Nobody should buy “leather” furniture unless they understand the difference!

The photo shown here is bonded leather. Real leather made from hides does not peel like this.

“Bonded leather” is an inferior product. The primary purpose of bonded leather is to fool people into believing they are buying genuine leather furniture at a cheap prices.

  • There are many different formulations of “bonded” leathers.
  • Thin polyurethane or vinyl facing materials are “bonded” (glued) to a thick backing.
  • This backing consists of anywhere from 10% to 20% “genuine” leather hide scraps. The leather scraps have been chopped into tiny pieces, mixed with adhesives and other chemicals and rolled flat.

Glued leather particles do not make a good backing material. They can “peel.” after a short time period. Thin synthetic facing materials delaminate from the thick granulated leather backing.

  • This thin facing can rub off with frequent use.
  • Fabrics used on reclining furniture are rubbed frequently when the furniture is being used.

There have been thousands of customer complaints about peeling bonded leather.

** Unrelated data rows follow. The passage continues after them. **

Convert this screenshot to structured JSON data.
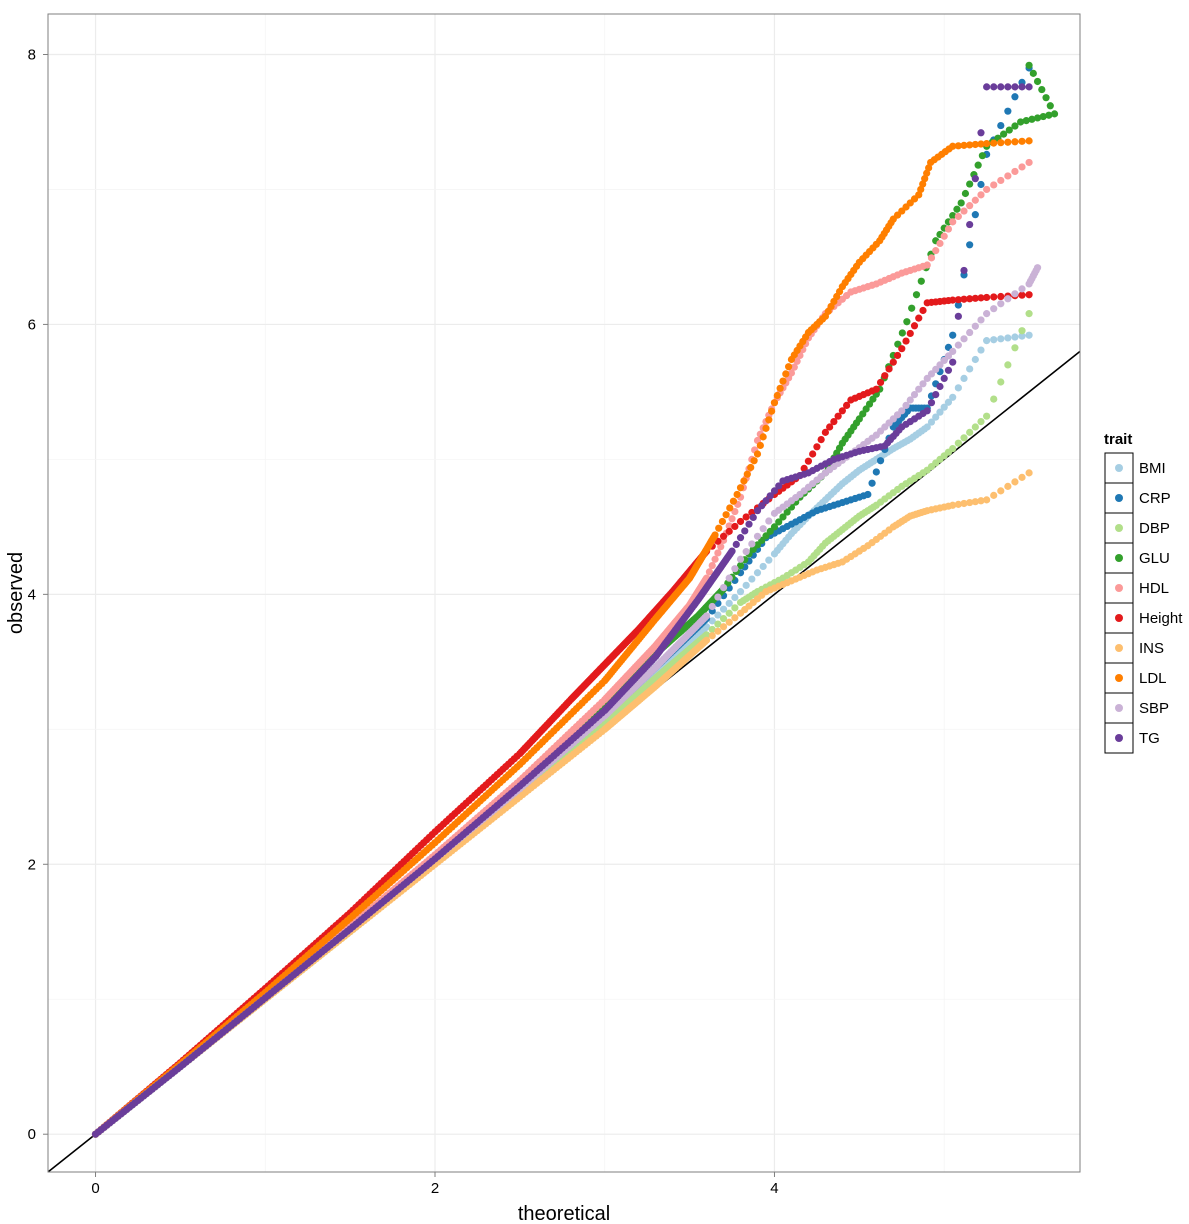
{
  "chart_data": {
    "type": "scatter",
    "title": "",
    "xlabel": "theoretical",
    "ylabel": "observed",
    "xlim": [
      -0.28,
      5.8
    ],
    "ylim": [
      -0.28,
      8.3
    ],
    "xticks": [
      0,
      2,
      4
    ],
    "yticks": [
      0,
      2,
      4,
      6,
      8
    ],
    "x_tick_labels": [
      "0",
      "2",
      "4"
    ],
    "y_tick_labels": [
      "0",
      "2",
      "4",
      "6",
      "8"
    ],
    "grid": true,
    "reference_line": {
      "slope": 1,
      "intercept": 0
    },
    "legend": {
      "title": "trait",
      "position": "right"
    },
    "series": [
      {
        "name": "BMI",
        "color": "#a6cee3",
        "points": [
          [
            0,
            0
          ],
          [
            0.5,
            0.5
          ],
          [
            1,
            1.01
          ],
          [
            1.5,
            1.52
          ],
          [
            2,
            2.04
          ],
          [
            2.5,
            2.56
          ],
          [
            3,
            3.1
          ],
          [
            3.3,
            3.42
          ],
          [
            3.6,
            3.76
          ],
          [
            3.8,
            4.02
          ],
          [
            4,
            4.3
          ],
          [
            4.1,
            4.45
          ],
          [
            4.2,
            4.58
          ],
          [
            4.3,
            4.7
          ],
          [
            4.4,
            4.82
          ],
          [
            4.5,
            4.92
          ],
          [
            4.6,
            5.0
          ],
          [
            4.7,
            5.08
          ],
          [
            4.8,
            5.15
          ],
          [
            4.9,
            5.24
          ],
          [
            5.05,
            5.46
          ],
          [
            5.25,
            5.88
          ],
          [
            5.5,
            5.92
          ]
        ]
      },
      {
        "name": "CRP",
        "color": "#1f78b4",
        "points": [
          [
            0,
            0
          ],
          [
            0.5,
            0.5
          ],
          [
            1,
            1.01
          ],
          [
            1.5,
            1.52
          ],
          [
            2,
            2.04
          ],
          [
            2.5,
            2.56
          ],
          [
            3,
            3.1
          ],
          [
            3.3,
            3.46
          ],
          [
            3.6,
            3.82
          ],
          [
            3.8,
            4.16
          ],
          [
            3.95,
            4.42
          ],
          [
            4.1,
            4.52
          ],
          [
            4.25,
            4.62
          ],
          [
            4.4,
            4.68
          ],
          [
            4.55,
            4.74
          ],
          [
            4.7,
            5.24
          ],
          [
            4.8,
            5.38
          ],
          [
            4.9,
            5.38
          ],
          [
            5.05,
            5.92
          ],
          [
            5.25,
            7.26
          ],
          [
            5.5,
            7.9
          ]
        ]
      },
      {
        "name": "DBP",
        "color": "#b2df8a",
        "points": [
          [
            0,
            0
          ],
          [
            0.5,
            0.5
          ],
          [
            1,
            1.0
          ],
          [
            1.5,
            1.5
          ],
          [
            2,
            2.01
          ],
          [
            2.5,
            2.52
          ],
          [
            3,
            3.04
          ],
          [
            3.3,
            3.38
          ],
          [
            3.6,
            3.7
          ],
          [
            3.8,
            3.94
          ],
          [
            3.9,
            4.02
          ],
          [
            4.05,
            4.12
          ],
          [
            4.2,
            4.24
          ],
          [
            4.3,
            4.38
          ],
          [
            4.4,
            4.48
          ],
          [
            4.5,
            4.58
          ],
          [
            4.6,
            4.66
          ],
          [
            4.75,
            4.8
          ],
          [
            4.9,
            4.92
          ],
          [
            5.05,
            5.08
          ],
          [
            5.25,
            5.32
          ],
          [
            5.5,
            6.08
          ]
        ]
      },
      {
        "name": "GLU",
        "color": "#33a02c",
        "points": [
          [
            0,
            0
          ],
          [
            0.5,
            0.51
          ],
          [
            1,
            1.02
          ],
          [
            1.5,
            1.54
          ],
          [
            2,
            2.06
          ],
          [
            2.5,
            2.6
          ],
          [
            3,
            3.18
          ],
          [
            3.3,
            3.56
          ],
          [
            3.55,
            3.84
          ],
          [
            3.7,
            4.04
          ],
          [
            3.85,
            4.3
          ],
          [
            4.0,
            4.5
          ],
          [
            4.15,
            4.72
          ],
          [
            4.3,
            4.9
          ],
          [
            4.4,
            5.12
          ],
          [
            4.5,
            5.3
          ],
          [
            4.62,
            5.52
          ],
          [
            4.78,
            6.02
          ],
          [
            4.95,
            6.62
          ],
          [
            5.1,
            6.9
          ],
          [
            5.25,
            7.32
          ],
          [
            5.45,
            7.5
          ],
          [
            5.65,
            7.56
          ],
          [
            5.5,
            7.92
          ]
        ]
      },
      {
        "name": "HDL",
        "color": "#fb9a99",
        "points": [
          [
            0,
            0
          ],
          [
            0.5,
            0.51
          ],
          [
            1,
            1.02
          ],
          [
            1.5,
            1.54
          ],
          [
            2,
            2.07
          ],
          [
            2.5,
            2.62
          ],
          [
            3,
            3.22
          ],
          [
            3.3,
            3.62
          ],
          [
            3.5,
            3.92
          ],
          [
            3.6,
            4.12
          ],
          [
            3.7,
            4.4
          ],
          [
            3.8,
            4.72
          ],
          [
            3.9,
            5.14
          ],
          [
            4.0,
            5.42
          ],
          [
            4.1,
            5.64
          ],
          [
            4.2,
            5.9
          ],
          [
            4.3,
            6.08
          ],
          [
            4.45,
            6.24
          ],
          [
            4.6,
            6.3
          ],
          [
            4.75,
            6.38
          ],
          [
            4.9,
            6.44
          ],
          [
            5.05,
            6.76
          ],
          [
            5.25,
            7.0
          ],
          [
            5.5,
            7.2
          ]
        ]
      },
      {
        "name": "Height",
        "color": "#e31a1c",
        "points": [
          [
            0,
            0
          ],
          [
            0.5,
            0.53
          ],
          [
            1,
            1.08
          ],
          [
            1.5,
            1.64
          ],
          [
            2,
            2.24
          ],
          [
            2.5,
            2.82
          ],
          [
            2.8,
            3.22
          ],
          [
            3,
            3.48
          ],
          [
            3.2,
            3.74
          ],
          [
            3.4,
            4.02
          ],
          [
            3.6,
            4.32
          ],
          [
            3.8,
            4.54
          ],
          [
            4.0,
            4.74
          ],
          [
            4.15,
            4.88
          ],
          [
            4.3,
            5.2
          ],
          [
            4.45,
            5.44
          ],
          [
            4.6,
            5.52
          ],
          [
            4.75,
            5.82
          ],
          [
            4.9,
            6.16
          ],
          [
            5.05,
            6.18
          ],
          [
            5.25,
            6.2
          ],
          [
            5.5,
            6.22
          ]
        ]
      },
      {
        "name": "INS",
        "color": "#fdbf6f",
        "points": [
          [
            0,
            0
          ],
          [
            0.5,
            0.5
          ],
          [
            1,
            1.0
          ],
          [
            1.5,
            1.5
          ],
          [
            2,
            2.0
          ],
          [
            2.5,
            2.5
          ],
          [
            3,
            3.0
          ],
          [
            3.3,
            3.32
          ],
          [
            3.6,
            3.66
          ],
          [
            3.8,
            3.86
          ],
          [
            3.95,
            4.02
          ],
          [
            4.1,
            4.1
          ],
          [
            4.25,
            4.18
          ],
          [
            4.4,
            4.24
          ],
          [
            4.55,
            4.36
          ],
          [
            4.7,
            4.5
          ],
          [
            4.8,
            4.58
          ],
          [
            4.9,
            4.62
          ],
          [
            5.05,
            4.66
          ],
          [
            5.25,
            4.7
          ],
          [
            5.5,
            4.9
          ]
        ]
      },
      {
        "name": "LDL",
        "color": "#ff7f00",
        "points": [
          [
            0,
            0
          ],
          [
            0.5,
            0.52
          ],
          [
            1,
            1.05
          ],
          [
            1.5,
            1.6
          ],
          [
            2,
            2.16
          ],
          [
            2.5,
            2.74
          ],
          [
            3,
            3.36
          ],
          [
            3.3,
            3.82
          ],
          [
            3.5,
            4.12
          ],
          [
            3.65,
            4.44
          ],
          [
            3.78,
            4.74
          ],
          [
            3.9,
            5.04
          ],
          [
            4.0,
            5.42
          ],
          [
            4.1,
            5.74
          ],
          [
            4.2,
            5.94
          ],
          [
            4.3,
            6.06
          ],
          [
            4.4,
            6.28
          ],
          [
            4.5,
            6.46
          ],
          [
            4.62,
            6.62
          ],
          [
            4.7,
            6.78
          ],
          [
            4.85,
            6.96
          ],
          [
            4.92,
            7.2
          ],
          [
            5.05,
            7.32
          ],
          [
            5.25,
            7.34
          ],
          [
            5.5,
            7.36
          ]
        ]
      },
      {
        "name": "SBP",
        "color": "#cab2d6",
        "points": [
          [
            0,
            0
          ],
          [
            0.5,
            0.5
          ],
          [
            1,
            1.01
          ],
          [
            1.5,
            1.52
          ],
          [
            2,
            2.04
          ],
          [
            2.5,
            2.56
          ],
          [
            3,
            3.1
          ],
          [
            3.3,
            3.46
          ],
          [
            3.6,
            3.84
          ],
          [
            3.8,
            4.26
          ],
          [
            4.0,
            4.6
          ],
          [
            4.15,
            4.74
          ],
          [
            4.3,
            4.9
          ],
          [
            4.45,
            5.04
          ],
          [
            4.6,
            5.18
          ],
          [
            4.75,
            5.36
          ],
          [
            4.9,
            5.6
          ],
          [
            5.05,
            5.8
          ],
          [
            5.25,
            6.08
          ],
          [
            5.5,
            6.3
          ],
          [
            5.55,
            6.42
          ]
        ]
      },
      {
        "name": "TG",
        "color": "#6a3d9a",
        "points": [
          [
            0,
            0
          ],
          [
            0.5,
            0.5
          ],
          [
            1,
            1.01
          ],
          [
            1.5,
            1.52
          ],
          [
            2,
            2.04
          ],
          [
            2.5,
            2.58
          ],
          [
            3,
            3.14
          ],
          [
            3.3,
            3.54
          ],
          [
            3.55,
            3.96
          ],
          [
            3.75,
            4.32
          ],
          [
            3.9,
            4.62
          ],
          [
            4.05,
            4.84
          ],
          [
            4.2,
            4.9
          ],
          [
            4.35,
            5.0
          ],
          [
            4.5,
            5.06
          ],
          [
            4.65,
            5.1
          ],
          [
            4.75,
            5.24
          ],
          [
            4.9,
            5.36
          ],
          [
            5.05,
            5.72
          ],
          [
            5.25,
            7.76
          ],
          [
            5.5,
            7.76
          ]
        ]
      }
    ]
  }
}
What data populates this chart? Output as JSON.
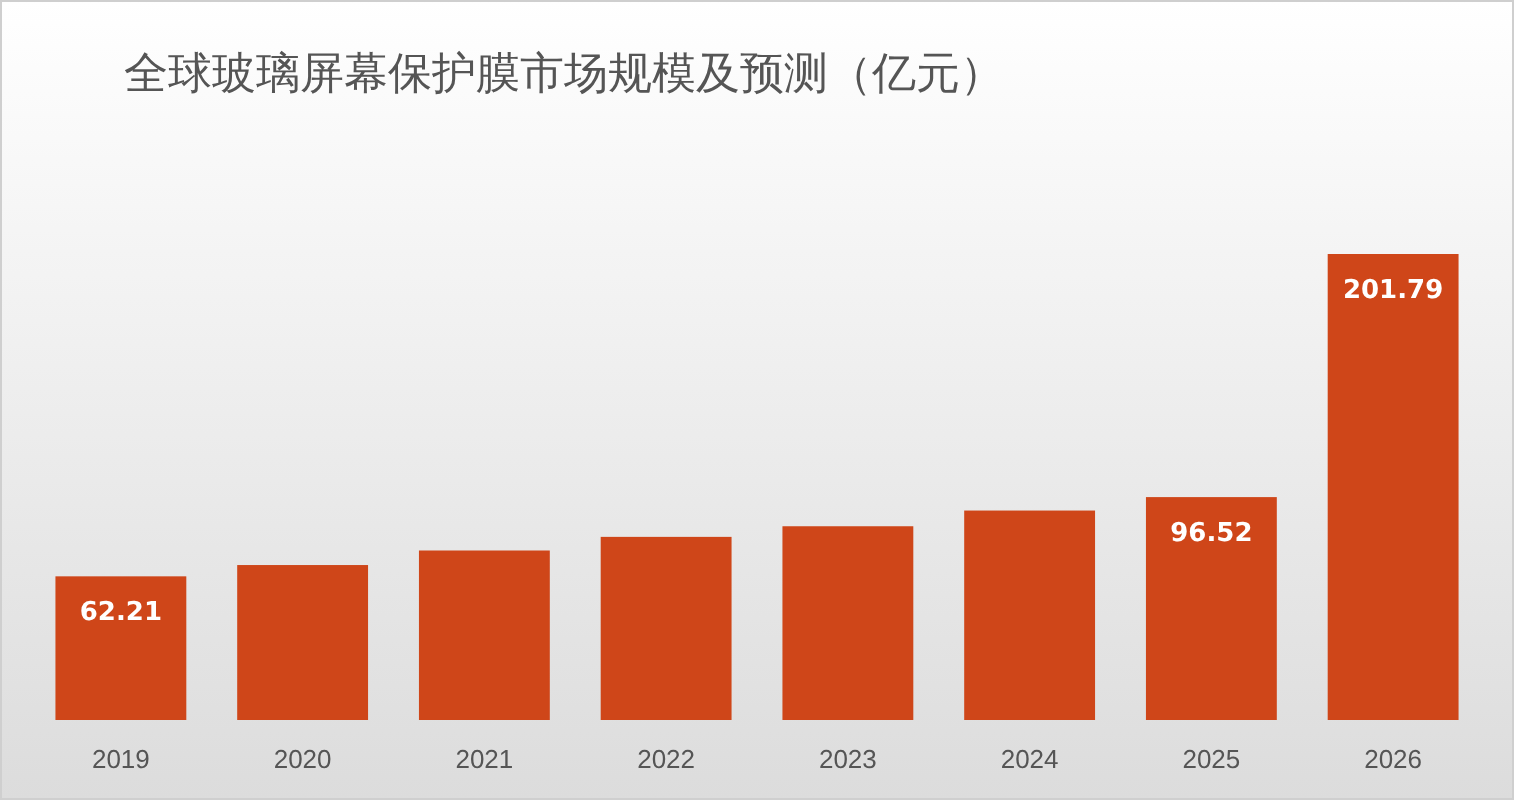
{
  "chart_data": {
    "type": "bar",
    "title": "全球玻璃屏幕保护膜市场规模及预测（亿元）",
    "categories": [
      "2019",
      "2020",
      "2021",
      "2022",
      "2023",
      "2024",
      "2025",
      "2026"
    ],
    "values": [
      62.21,
      67.1,
      73.4,
      79.3,
      83.9,
      90.7,
      96.52,
      201.79
    ],
    "value_labels": [
      "62.21",
      null,
      null,
      null,
      null,
      null,
      "96.52",
      "201.79"
    ],
    "color": "#cf4619"
  }
}
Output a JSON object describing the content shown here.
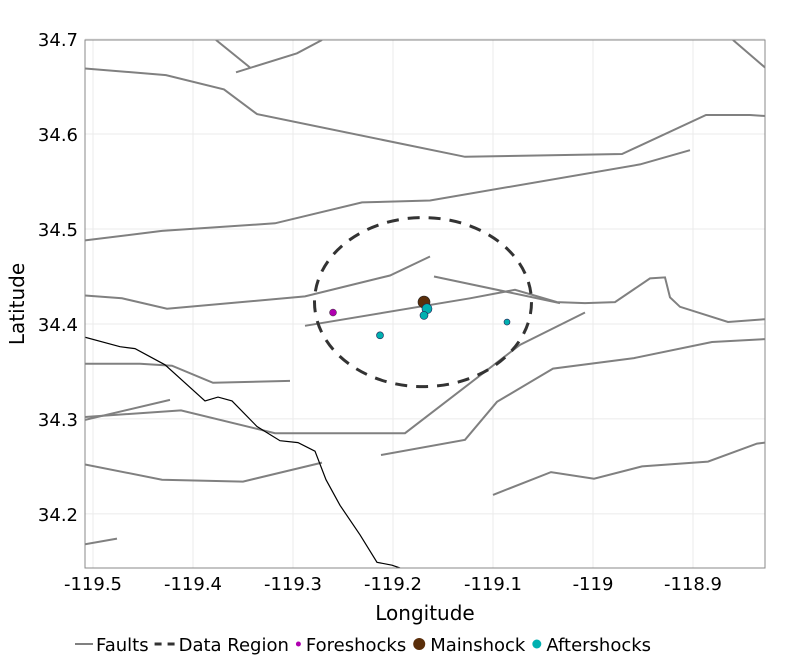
{
  "chart_data": {
    "type": "scatter",
    "title": "",
    "xlabel": "Longitude",
    "ylabel": "Latitude",
    "xlim": [
      -119.508,
      -118.828
    ],
    "ylim": [
      34.143,
      34.699
    ],
    "grid": true,
    "x_ticks": [
      -119.5,
      -119.4,
      -119.3,
      -119.2,
      -119.1,
      -119,
      -118.9
    ],
    "x_tick_labels": [
      "-119.5",
      "-119.4",
      "-119.3",
      "-119.2",
      "-119.1",
      "-119",
      "-118.9"
    ],
    "y_ticks": [
      34.2,
      34.3,
      34.4,
      34.5,
      34.6,
      34.7
    ],
    "y_tick_labels": [
      "34.2",
      "34.3",
      "34.4",
      "34.5",
      "34.6",
      "34.7"
    ],
    "legend_placement": "bottom",
    "legend": [
      {
        "label": "Faults",
        "kind": "line",
        "color": "#808080"
      },
      {
        "label": "Data Region",
        "kind": "dash",
        "color": "#333333"
      },
      {
        "label": "Foreshocks",
        "kind": "dot",
        "color": "#b000b0"
      },
      {
        "label": "Mainshock",
        "kind": "dot",
        "color": "#5a2e0a"
      },
      {
        "label": "Aftershocks",
        "kind": "dot",
        "color": "#00b0b0"
      }
    ],
    "data_region": {
      "center": [
        -119.17,
        34.423
      ],
      "radius_lon": 0.1085,
      "radius_lat": 0.089,
      "color": "#333333"
    },
    "foreshocks": {
      "color": "#b000b0",
      "points": [
        [
          -119.26,
          34.412
        ]
      ]
    },
    "mainshock": {
      "color": "#5a2e0a",
      "points": [
        [
          -119.169,
          34.423
        ]
      ]
    },
    "aftershocks": {
      "color": "#00b0b0",
      "points": [
        [
          -119.166,
          34.416
        ],
        [
          -119.169,
          34.409
        ],
        [
          -119.213,
          34.388
        ],
        [
          -119.086,
          34.402
        ]
      ]
    },
    "coastline": {
      "color": "#000000",
      "points": [
        [
          -119.508,
          34.386
        ],
        [
          -119.473,
          34.376
        ],
        [
          -119.458,
          34.374
        ],
        [
          -119.428,
          34.357
        ],
        [
          -119.388,
          34.319
        ],
        [
          -119.375,
          34.323
        ],
        [
          -119.361,
          34.319
        ],
        [
          -119.336,
          34.292
        ],
        [
          -119.313,
          34.277
        ],
        [
          -119.295,
          34.275
        ],
        [
          -119.278,
          34.266
        ],
        [
          -119.267,
          34.236
        ],
        [
          -119.253,
          34.209
        ],
        [
          -119.233,
          34.178
        ],
        [
          -119.216,
          34.149
        ],
        [
          -119.201,
          34.146
        ],
        [
          -119.193,
          34.143
        ]
      ]
    },
    "faults": {
      "color": "#808080",
      "lines": [
        [
          [
            -119.508,
            34.669
          ],
          [
            -119.427,
            34.662
          ],
          [
            -119.369,
            34.647
          ],
          [
            -119.336,
            34.621
          ],
          [
            -119.128,
            34.576
          ],
          [
            -118.971,
            34.579
          ],
          [
            -118.887,
            34.62
          ],
          [
            -118.843,
            34.62
          ],
          [
            -118.828,
            34.619
          ]
        ],
        [
          [
            -119.377,
            34.699
          ],
          [
            -119.343,
            34.67
          ]
        ],
        [
          [
            -119.357,
            34.665
          ],
          [
            -119.296,
            34.685
          ],
          [
            -119.271,
            34.699
          ]
        ],
        [
          [
            -118.86,
            34.699
          ],
          [
            -118.828,
            34.67
          ]
        ],
        [
          [
            -119.508,
            34.488
          ],
          [
            -119.431,
            34.498
          ],
          [
            -119.318,
            34.506
          ],
          [
            -119.231,
            34.528
          ],
          [
            -119.163,
            34.53
          ],
          [
            -118.953,
            34.568
          ],
          [
            -118.903,
            34.583
          ]
        ],
        [
          [
            -119.508,
            34.43
          ],
          [
            -119.471,
            34.427
          ],
          [
            -119.426,
            34.416
          ],
          [
            -119.288,
            34.429
          ],
          [
            -119.203,
            34.451
          ],
          [
            -119.163,
            34.471
          ]
        ],
        [
          [
            -119.288,
            34.398
          ],
          [
            -119.123,
            34.427
          ],
          [
            -119.078,
            34.436
          ],
          [
            -119.036,
            34.423
          ],
          [
            -119.008,
            34.422
          ],
          [
            -118.978,
            34.423
          ],
          [
            -118.943,
            34.448
          ],
          [
            -118.928,
            34.449
          ],
          [
            -118.923,
            34.428
          ],
          [
            -118.913,
            34.418
          ],
          [
            -118.865,
            34.402
          ],
          [
            -118.828,
            34.405
          ]
        ],
        [
          [
            -119.159,
            34.45
          ],
          [
            -119.033,
            34.422
          ]
        ],
        [
          [
            -119.508,
            34.358
          ],
          [
            -119.453,
            34.358
          ],
          [
            -119.421,
            34.356
          ],
          [
            -119.38,
            34.338
          ],
          [
            -119.303,
            34.34
          ]
        ],
        [
          [
            -119.508,
            34.299
          ],
          [
            -119.423,
            34.32
          ]
        ],
        [
          [
            -119.508,
            34.302
          ],
          [
            -119.412,
            34.309
          ],
          [
            -119.318,
            34.285
          ],
          [
            -119.188,
            34.285
          ],
          [
            -119.073,
            34.378
          ],
          [
            -119.008,
            34.412
          ]
        ],
        [
          [
            -119.212,
            34.262
          ],
          [
            -119.128,
            34.278
          ],
          [
            -119.096,
            34.318
          ],
          [
            -119.04,
            34.353
          ],
          [
            -118.959,
            34.364
          ],
          [
            -118.881,
            34.381
          ],
          [
            -118.828,
            34.384
          ]
        ],
        [
          [
            -119.508,
            34.252
          ],
          [
            -119.431,
            34.236
          ],
          [
            -119.35,
            34.234
          ],
          [
            -119.271,
            34.254
          ]
        ],
        [
          [
            -119.1,
            34.22
          ],
          [
            -119.042,
            34.244
          ],
          [
            -118.999,
            34.237
          ],
          [
            -118.951,
            34.25
          ],
          [
            -118.885,
            34.255
          ],
          [
            -118.836,
            34.274
          ],
          [
            -118.828,
            34.275
          ]
        ],
        [
          [
            -119.508,
            34.168
          ],
          [
            -119.476,
            34.174
          ]
        ]
      ]
    }
  }
}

Often this occurs within the first two years of purchase. The entire furniture industry knows this problem exists. Manufacturer, Retailer and Extended warranties all specifically exclude coverage of the problem.

There are many durable faux leather fabrics that look and feel just as much like “real leather” as bonded leathers. Although prices can be very similar, bonded leather has one major advantage over 100% synthetic faux leather fabrics. It is far easier to sell!

Salespeople use the fact that the product includes some “actual leather” to make the sale easier.

  • The sales pitch for bonded leather furniture often implies that it is just a lower cost version of “real leather.”
  • Another version of the sales pitch acknowledges that bonded leather is “only partly real leather.” But the implication is that adding a little bit of “real leather” is better than 100% synthetic faux leathers. That is not true! 
  • Both sales pitches are designed to take advantage of a strong psychological attraction to real leather while eliminating the aversion many people have to buying “fake leather” furniture.

There are much better “faux leathers” made with 100% synthetic polyurethane, polyester or vinyl fabrics. Synthetic faux leathers can look better, feel better and last far longer.

  • Very expensive synthetic faux leathers are used for commercial or institutional furniture.
  • Lower cost residential grade faux leathers can have all the advantages of bonded leathers without the disadvantages of short lifespan and “peeling.”

Most genuine top grain leathers costs at least 5 times more than “bonded leather.” The best quality leathers can cost 20 times more than bonded leather. Until the past few years, many salespeople in retail stores did not know the difference. Bonded leather was the only type of leather many of them sold and they had little or no education about the differences.

More recently, due to heavy publicity about problems and complaints about bonded leathers, both furniture salespeople and customers have become more aware of the differences. As a result, large furniture stores are beginning to move away from bonded leathers. New low cost composite faux leathers, made from combinations of polyurethanes, polyesters and sometimes vinyls, are becoming widely available.